The crackling sizzle by the fire told Ellie her breakfast was ready. Removing the pan, she poked at the flames before upsetting her rainwater pot over the coals. The embers sizzled in irritation. Fork in hand, she shovelled the runny yolk into her mouth straight from the dish as she went to peruse her scent rack. Forty or so tightly sealed tiny jars were lined along two shelves, each one neatly labelled. Charred Persimmon Slices sat by Crushed Lilacs Along Cranberry Bay which sat by Lydia's Parrot: Azure Smoke. Swallowing the last of the egg whites, she decided on That One Rainy Afternoon in Autumn and plucked the jar from its shelf.

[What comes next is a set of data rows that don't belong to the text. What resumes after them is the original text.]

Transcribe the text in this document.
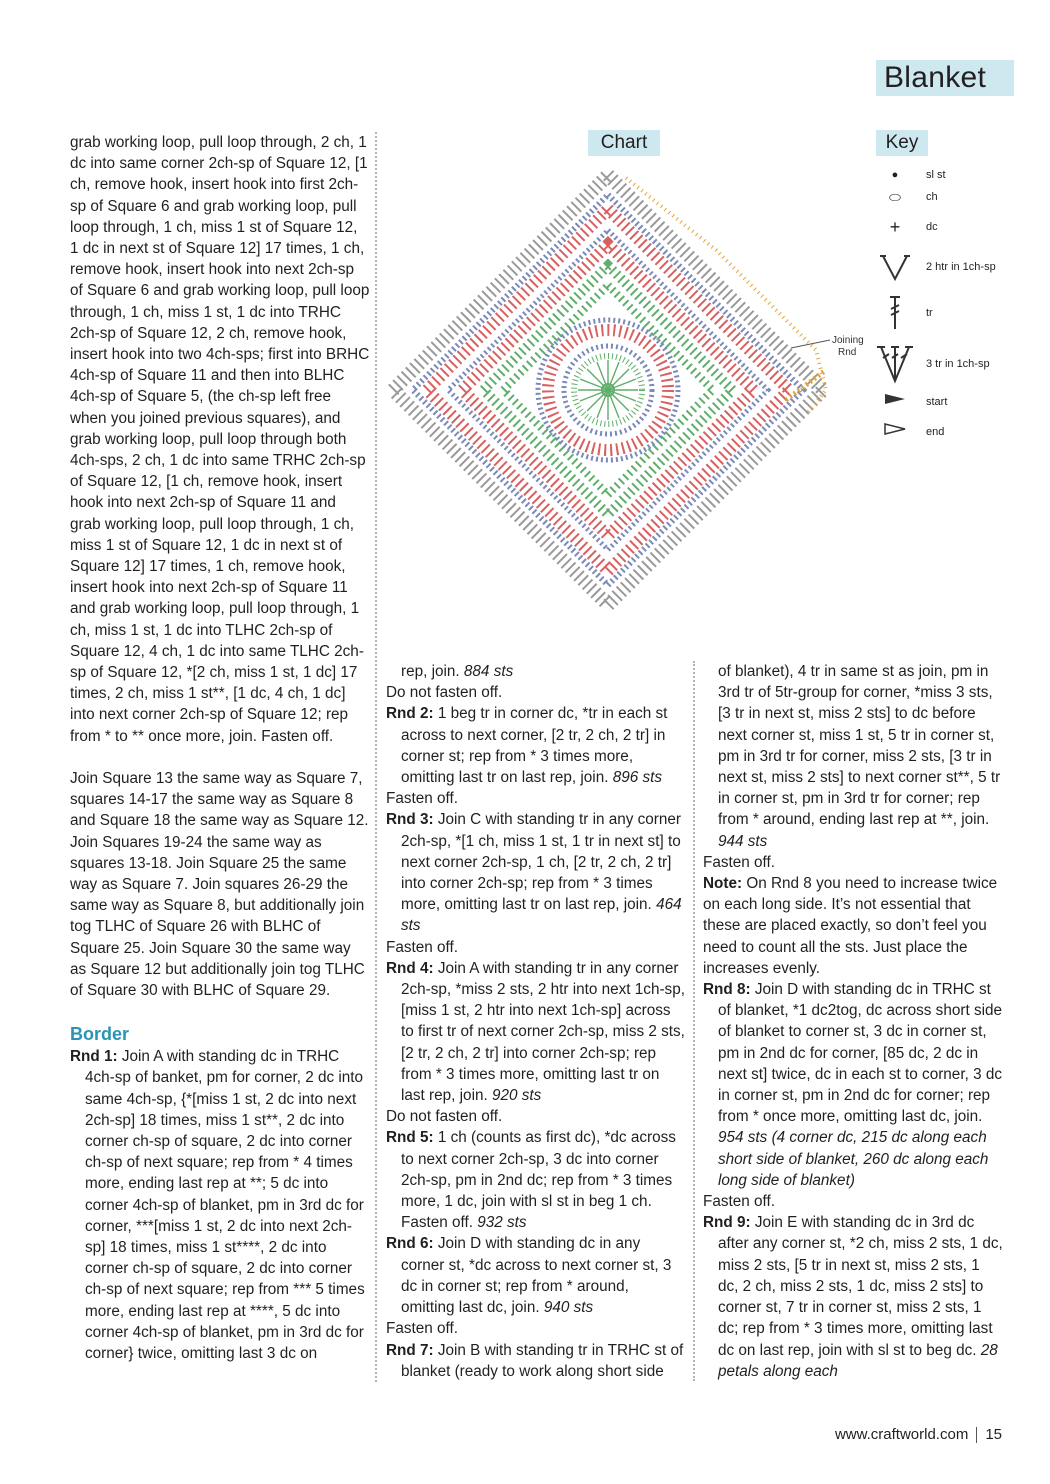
Blanket

grab working loop, pull loop through, 2 ch, 1 dc into same corner 2ch-sp of Square 12, [1 ch, remove hook, insert hook into first 2ch-sp of Square 6 and grab working loop, pull loop through, 1 ch, miss 1 st of Square 12, 1 dc in next st of Square 12] 17 times, 1 ch, remove hook, insert hook into next 2ch-sp of Square 6 and grab working loop, pull loop through, 1 ch, miss 1 st, 1 dc into TRHC 2ch-sp of Square 12, 2 ch, remove hook, insert hook into two 4ch-sps; first into BRHC 4ch-sp of Square 11 and then into BLHC 4ch-sp of Square 5, (the ch-sp left free when you joined previous squares), and grab working loop, pull loop through both 4ch-sps, 2 ch, 1 dc into same TRHC 2ch-sp of Square 12, [1 ch, remove hook, insert hook into next 2ch-sp of Square 11 and grab working loop, pull loop through, 1 ch, miss 1 st of Square 12, 1 dc in next st of Square 12] 17 times, 1 ch, remove hook, insert hook into next 2ch-sp of Square 11 and grab working loop, pull loop through, 1 ch, miss 1 st, 1 dc into TLHC 2ch-sp of Square 12, 4 ch, 1 dc into same TLHC 2ch-sp of Square 12, *[2 ch, miss 1 st, 1 dc] 17 times, 2 ch, miss 1 st**, [1 dc, 4 ch, 1 dc] into next corner 2ch-sp of Square 12; rep from * to ** once more, join. Fasten off.

Join Square 13 the same way as Square 7, squares 14-17 the same way as Square 8 and Square 18 the same way as Square 12. Join Squares 19-24 the same way as squares 13-18. Join Square 25 the same way as Square 7. Join squares 26-29 the same way as Square 8, but additionally join tog TLHC of Square 26 with BLHC of Square 25. Join Square 30 the same way as Square 12 but additionally join tog TLHC of Square 30 with BLHC of Square 29.

Border

Rnd 1: Join A with standing dc in TRHC 4ch-sp of banket, pm for corner, 2 dc into same 4ch-sp, {*[miss 1 st, 2 dc into next 2ch-sp] 18 times, miss 1 st**, 2 dc into corner ch-sp of square, 2 dc into corner ch-sp of next square; rep from * 4 times more, ending last rep at **; 5 dc into corner 4ch-sp of blanket, pm in 3rd dc for corner, ***[miss 1 st, 2 dc into next 2ch-sp] 18 times, miss 1 st****, 2 dc into corner ch-sp of square, 2 dc into corner ch-sp of next square; rep from *** 5 times more, ending last rep at ****, 5 dc into corner 4ch-sp of blanket, pm in 3rd dc for corner} twice, omitting last 3 dc on

Chart	Key
Joining Rnd
●	sl st
⬭	ch
+	dc
2 htr in 1ch-sp
tr
3 tr in 1ch-sp
start
end

rep, join. 884 sts

Do not fasten off.

Rnd 2: 1 beg tr in corner dc, *tr in each st across to next corner, [2 tr, 2 ch, 2 tr] in corner st; rep from * 3 times more, omitting last tr on last rep, join. 896 sts

Fasten off.

Rnd 3: Join C with standing tr in any corner 2ch-sp, *[1 ch, miss 1 st, 1 tr in next st] to next corner 2ch-sp, 1 ch, [2 tr, 2 ch, 2 tr] into corner 2ch-sp; rep from * 3 times more, omitting last tr on last rep, join. 464 sts

Fasten off.

Rnd 4: Join A with standing tr in any corner 2ch-sp, *miss 2 sts, 2 htr into next 1ch-sp, [miss 1 st, 2 htr into next 1ch-sp] across to first tr of next corner 2ch-sp, miss 2 sts, [2 tr, 2 ch, 2 tr] into corner 2ch-sp; rep from * 3 times more, omitting last tr on last rep, join. 920 sts

Do not fasten off.

Rnd 5: 1 ch (counts as first dc), *dc across to next corner 2ch-sp, 3 dc into corner 2ch-sp, pm in 2nd dc; rep from * 3 times more, 1 dc, join with sl st in beg 1 ch. Fasten off. 932 sts

Rnd 6: Join D with standing dc in any corner st, *dc across to next corner st, 3 dc in corner st; rep from * around, omitting last dc, join. 940 sts

Fasten off.

Rnd 7: Join B with standing tr in TRHC st of blanket (ready to work along short side

of blanket), 4 tr in same st as join, pm in 3rd tr of 5tr-group for corner, *miss 3 sts, [3 tr in next st, miss 2 sts] to dc before next corner st, miss 1 st, 5 tr in corner st, pm in 3rd tr for corner, miss 2 sts, [3 tr in next st, miss 2 sts] to next corner st**, 5 tr in corner st, pm in 3rd tr for corner; rep from * around, ending last rep at **, join. 944 sts

Fasten off.

Note: On Rnd 8 you need to increase twice on each long side. It’s not essential that these are placed exactly, so don’t feel you need to count all the sts. Just place the increases evenly.

Rnd 8: Join D with standing dc in TRHC st of blanket, *1 dc2tog, dc across short side of blanket to corner st, 3 dc in corner st, pm in 2nd dc for corner, [85 dc, 2 dc in next st] twice, dc in each st to corner, 3 dc in corner st, pm in 2nd dc for corner; rep from * once more, omitting last dc, join. 954 sts (4 corner dc, 215 dc along each short side of blanket, 260 dc along each long side of blanket)

Fasten off.

Rnd 9: Join E with standing dc in 3rd dc after any corner st, *2 ch, miss 2 sts, 1 dc, miss 2 sts, [5 tr in next st, miss 2 sts, 1 dc, 2 ch, miss 2 sts, 1 dc, miss 2 sts] to corner st, 7 tr in corner st, miss 2 sts, 1 dc; rep from * 3 times more, omitting last dc on last rep, join with sl st to beg dc. 28 petals along each

www.craftworld.com 15
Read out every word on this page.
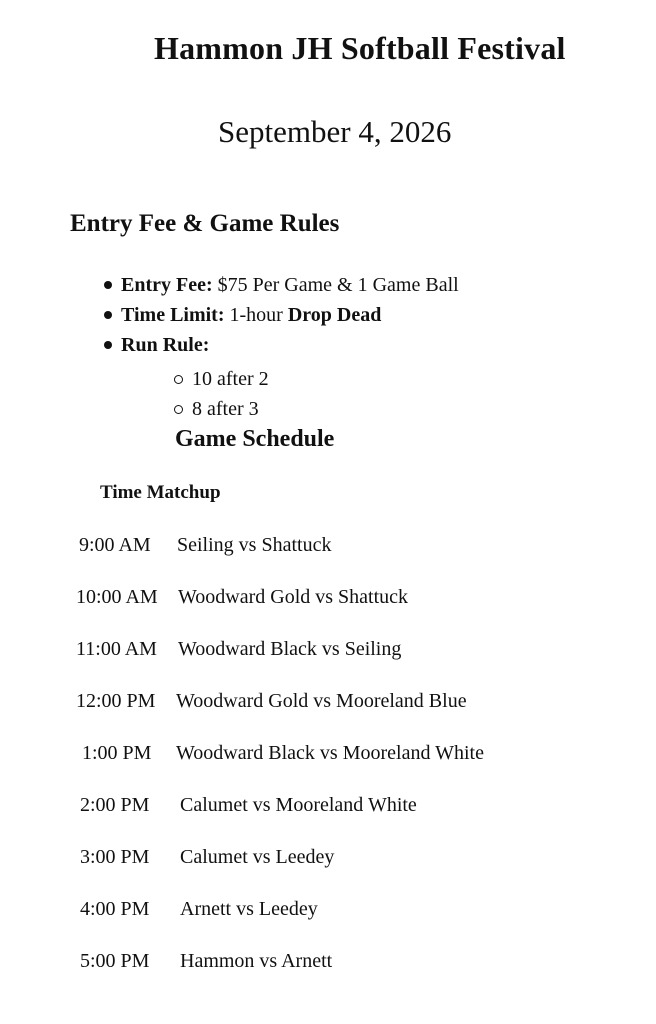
Hammon JH Softball Festival
September 4, 2026
Entry Fee & Game Rules
Entry Fee: $75 Per Game & 1 Game Ball
Time Limit: 1-hour Drop Dead
Run Rule:
10 after 2
8 after 3
Game Schedule
Time Matchup
9:00 AM Seiling vs Shattuck
10:00 AM Woodward Gold vs Shattuck
11:00 AM Woodward Black vs Seiling
12:00 PM Woodward Gold vs Mooreland Blue
1:00 PM Woodward Black vs Mooreland White
2:00 PM Calumet vs Mooreland White
3:00 PM Calumet vs Leedey
4:00 PM Arnett vs Leedey
5:00 PM Hammon vs Arnett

She uncorked the tiny bottle and inhaled deeply. The aroma of soaked grass mixed with the charred odour of burning wax filled her lungs. She was brought back to that thundering night they were searching for Anne's pebble terrier. The friends were drenched in the pouring rain, barely able to see two feet in front of them. Their lanterns burned uselessly in their hands. She remembered later laughing by the fire in the explorer's chamber most of all. The friends sharing hot chocolates as the dog shook himself out by the flames.

"Today's the day." She announced, shouldering her pack, "This time for sure."

The sun had broken over the horizon by the time Ellie pushed open the front door. The modest cabin sat on stilts over the water's edge, the calm tide lapping against the shore beneath. A pinewood dock extended into the lake where her canoe sat upended waiting for her. The sleek finish on the cedar craft retained its lustre, despite the terrible scratches across the hull. The dock creaked with each step she took as smoke rose from the narrow chimney in the thatched roof behind her.